STJ decide, por 14 votos a 1, manter Wilson Witzel afastado do cargo de governador por 180 dias

Wilson Witzel foi afastado do cargo de governador do Rio de Janeiro por 180 dias. (Foto: Mauro Pimentel/AFP)

Por 14 votos a 1, a Corte Especial do Superior Tribunal de Justiça (STJ) decidiu manter Wilson Witzel (PSC-RJ) afastado do cargo de governador do Rio de Janeiro por suspeitas de corrupção. A decisão foi tomada pelo colegiado nesta quarta-feira (2).

A maioria seguiu a decisão do relator do caso, o ministro Benedito Gonçalves, que havia decidido monocraticamente por afastar Witzel do cargo por 180 dias na última sexta-feira (28).

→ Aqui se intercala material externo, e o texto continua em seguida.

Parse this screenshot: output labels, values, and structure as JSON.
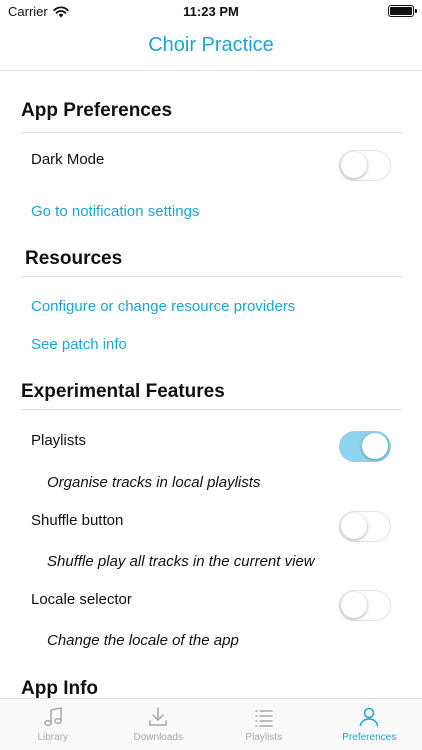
{
  "status_bar": {
    "carrier": "Carrier",
    "time": "11:23 PM"
  },
  "nav": {
    "title": "Choir Practice"
  },
  "sections": {
    "app_preferences": {
      "title": "App Preferences",
      "dark_mode_label": "Dark Mode",
      "dark_mode_on": false,
      "notification_link": "Go to notification settings"
    },
    "resources": {
      "title": "Resources",
      "configure_link": "Configure or change resource providers",
      "patch_link": "See patch info"
    },
    "experimental": {
      "title": "Experimental Features",
      "playlists_label": "Playlists",
      "playlists_on": true,
      "playlists_desc": "Organise tracks in local playlists",
      "shuffle_label": "Shuffle button",
      "shuffle_on": false,
      "shuffle_desc": "Shuffle play all tracks in the current view",
      "locale_label": "Locale selector",
      "locale_on": false,
      "locale_desc": "Change the locale of the app"
    },
    "app_info": {
      "title": "App Info"
    }
  },
  "tabs": [
    {
      "label": "Library",
      "icon": "music-note-icon",
      "active": false
    },
    {
      "label": "Downloads",
      "icon": "download-icon",
      "active": false
    },
    {
      "label": "Playlists",
      "icon": "list-icon",
      "active": false
    },
    {
      "label": "Preferences",
      "icon": "person-icon",
      "active": true
    }
  ],
  "colors": {
    "accent": "#1aa6d4",
    "toggle_on": "#8fd3ee",
    "tab_inactive": "#a8a8a8"
  }
}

O governador afastado é acusado de irregularidades e desvios em recursos da saúde do Rio de Janeiro.

Formada pelos 15 ministros mais antigos do STJ, a Corte Especial necessitava de 10 dos 15 votos (quórum qualificado de dois terços) para que Witzel fosse mantido afastado. O presidente do STJ, ministro Humberto Martins, só votaria em caso de empate, mas ele decidiu pronunciar seu voto pela manutenção do afastamento de Witzel.

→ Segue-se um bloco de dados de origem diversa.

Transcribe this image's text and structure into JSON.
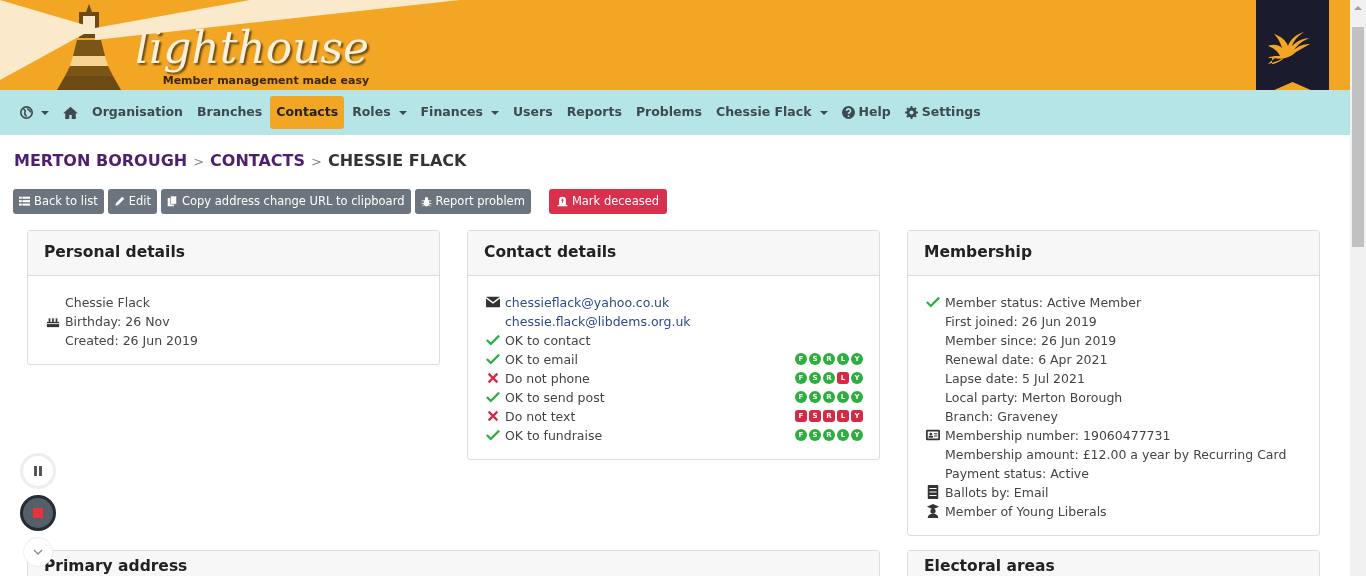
{
  "header": {
    "title": "lighthouse",
    "tagline": "Member management made easy"
  },
  "nav": [
    {
      "kind": "globe",
      "dropdown": true,
      "selected": false
    },
    {
      "kind": "home",
      "dropdown": false,
      "selected": false
    },
    {
      "kind": "text",
      "label": "Organisation",
      "dropdown": false,
      "selected": false
    },
    {
      "kind": "text",
      "label": "Branches",
      "dropdown": false,
      "selected": false
    },
    {
      "kind": "text",
      "label": "Contacts",
      "dropdown": false,
      "selected": true
    },
    {
      "kind": "text",
      "label": "Roles",
      "dropdown": true,
      "selected": false
    },
    {
      "kind": "text",
      "label": "Finances",
      "dropdown": true,
      "selected": false
    },
    {
      "kind": "text",
      "label": "Users",
      "dropdown": false,
      "selected": false
    },
    {
      "kind": "text",
      "label": "Reports",
      "dropdown": false,
      "selected": false
    },
    {
      "kind": "text",
      "label": "Problems",
      "dropdown": false,
      "selected": false
    },
    {
      "kind": "text",
      "label": "Chessie Flack",
      "dropdown": true,
      "selected": false
    },
    {
      "kind": "help",
      "label": "Help",
      "dropdown": false,
      "selected": false
    },
    {
      "kind": "settings",
      "label": "Settings",
      "dropdown": false,
      "selected": false
    }
  ],
  "breadcrumb": [
    {
      "label": "MERTON BOROUGH",
      "link": true
    },
    {
      "label": ">",
      "link": false
    },
    {
      "label": "CONTACTS",
      "link": true
    },
    {
      "label": ">",
      "link": false
    },
    {
      "label": "CHESSIE FLACK",
      "link": false
    }
  ],
  "buttons": [
    {
      "kind": "list",
      "label": "Back to list"
    },
    {
      "kind": "edit",
      "label": "Edit"
    },
    {
      "kind": "copy",
      "label": "Copy address change URL to clipboard"
    },
    {
      "kind": "bug",
      "label": "Report problem"
    },
    {
      "kind": "deceased",
      "label": "Mark deceased"
    }
  ],
  "personal": {
    "title": "Personal details",
    "lines": [
      {
        "kind": "plain",
        "text": "Chessie Flack"
      },
      {
        "kind": "cake",
        "text": "Birthday: 26 Nov"
      },
      {
        "kind": "plain",
        "text": "Created: 26 Jun 2019"
      }
    ]
  },
  "contact": {
    "title": "Contact details",
    "emails": [
      "chessieflack@yahoo.co.uk",
      "chessie.flack@libdems.org.uk"
    ],
    "preferences": [
      {
        "label": "OK to contact",
        "allowed": true
      },
      {
        "label": "OK to email",
        "allowed": true,
        "channels": [
          {
            "letter": "F",
            "on": true
          },
          {
            "letter": "S",
            "on": true
          },
          {
            "letter": "R",
            "on": true
          },
          {
            "letter": "L",
            "on": true
          },
          {
            "letter": "Y",
            "on": true
          }
        ]
      },
      {
        "label": "Do not phone",
        "allowed": false,
        "channels": [
          {
            "letter": "F",
            "on": true
          },
          {
            "letter": "S",
            "on": true
          },
          {
            "letter": "R",
            "on": true
          },
          {
            "letter": "L",
            "on": false
          },
          {
            "letter": "Y",
            "on": true
          }
        ]
      },
      {
        "label": "OK to send post",
        "allowed": true,
        "channels": [
          {
            "letter": "F",
            "on": true
          },
          {
            "letter": "S",
            "on": true
          },
          {
            "letter": "R",
            "on": true
          },
          {
            "letter": "L",
            "on": true
          },
          {
            "letter": "Y",
            "on": true
          }
        ]
      },
      {
        "label": "Do not text",
        "allowed": false,
        "channels": [
          {
            "letter": "F",
            "on": false
          },
          {
            "letter": "S",
            "on": false
          },
          {
            "letter": "R",
            "on": false
          },
          {
            "letter": "L",
            "on": false
          },
          {
            "letter": "Y",
            "on": false
          }
        ]
      },
      {
        "label": "OK to fundraise",
        "allowed": true,
        "channels": [
          {
            "letter": "F",
            "on": true
          },
          {
            "letter": "S",
            "on": true
          },
          {
            "letter": "R",
            "on": true
          },
          {
            "letter": "L",
            "on": true
          },
          {
            "letter": "Y",
            "on": true
          }
        ]
      }
    ]
  },
  "membership": {
    "title": "Membership",
    "lines": [
      {
        "kind": "check",
        "text": "Member status: Active Member"
      },
      {
        "kind": "plain",
        "text": "First joined: 26 Jun 2019"
      },
      {
        "kind": "plain",
        "text": "Member since: 26 Jun 2019"
      },
      {
        "kind": "plain",
        "text": "Renewal date: 6 Apr 2021"
      },
      {
        "kind": "plain",
        "text": "Lapse date: 5 Jul 2021"
      },
      {
        "kind": "plain",
        "text": "Local party: Merton Borough"
      },
      {
        "kind": "plain",
        "text": "Branch: Graveney"
      },
      {
        "kind": "idcard",
        "text": "Membership number: 19060477731"
      },
      {
        "kind": "plain",
        "text": "Membership amount: £12.00 a year by Recurring Card"
      },
      {
        "kind": "plain",
        "text": "Payment status: Active"
      },
      {
        "kind": "ballot",
        "text": "Ballots by: Email"
      },
      {
        "kind": "graduate",
        "text": "Member of Young Liberals"
      }
    ]
  },
  "lower_cards": [
    {
      "title": "Primary address"
    },
    {
      "title": "Electoral areas"
    }
  ]
}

Em sua conta oficial no Twitter, o governador afastado disse respeitar a decisão do STJ e reafirmou não ter cometido atos ilícitos. “Compreendo a conduta dos magistrados diante da gravidade dos fatos apresentados. Mas, reafirmo que jamais cometi atos ilícitos. Não recebi qualquer valor desviado dos cofres públicos, o que foi comprovado na busca e apreensão. Continuarei trabalhando na minha defesa para demonstrar a verdade e tenho plena confiança em um julgamento justo. Desejo ao governador em exercício, Cláudio Castro, serenidade para conduzir os trabalhos que iniciamos juntos e que possibilitaram devolver ao povo fluminense a segurança nas ruas e, com isso, a esperança em um futuro melhor”, postou.

Além do relator Benedito Gonçalves e do presidente do STJ, Humberto Martins, votaram pelo afastamento de Witzel os ministros: Francisco Falcão, Nancy Andrighi, Laurita Vaz, Maria Thereza Assis Moura, Og Fernandes, Luís Felipe Salomão, Mauro Campbell, Raul Araújo, Isabel Gallotti, Antonio Carlos Ferreira, Marcos Buzzi e Sergio Kukina.

O ministro Napoleão Nunes Maia foi o único que votou contra o afastamento de Witzel, no entendimento do ministro, a permanência do governador no cargo deveria ser decidida por um juízo político, por decisão da Assembleia Legislativa do Rio de Janeiro.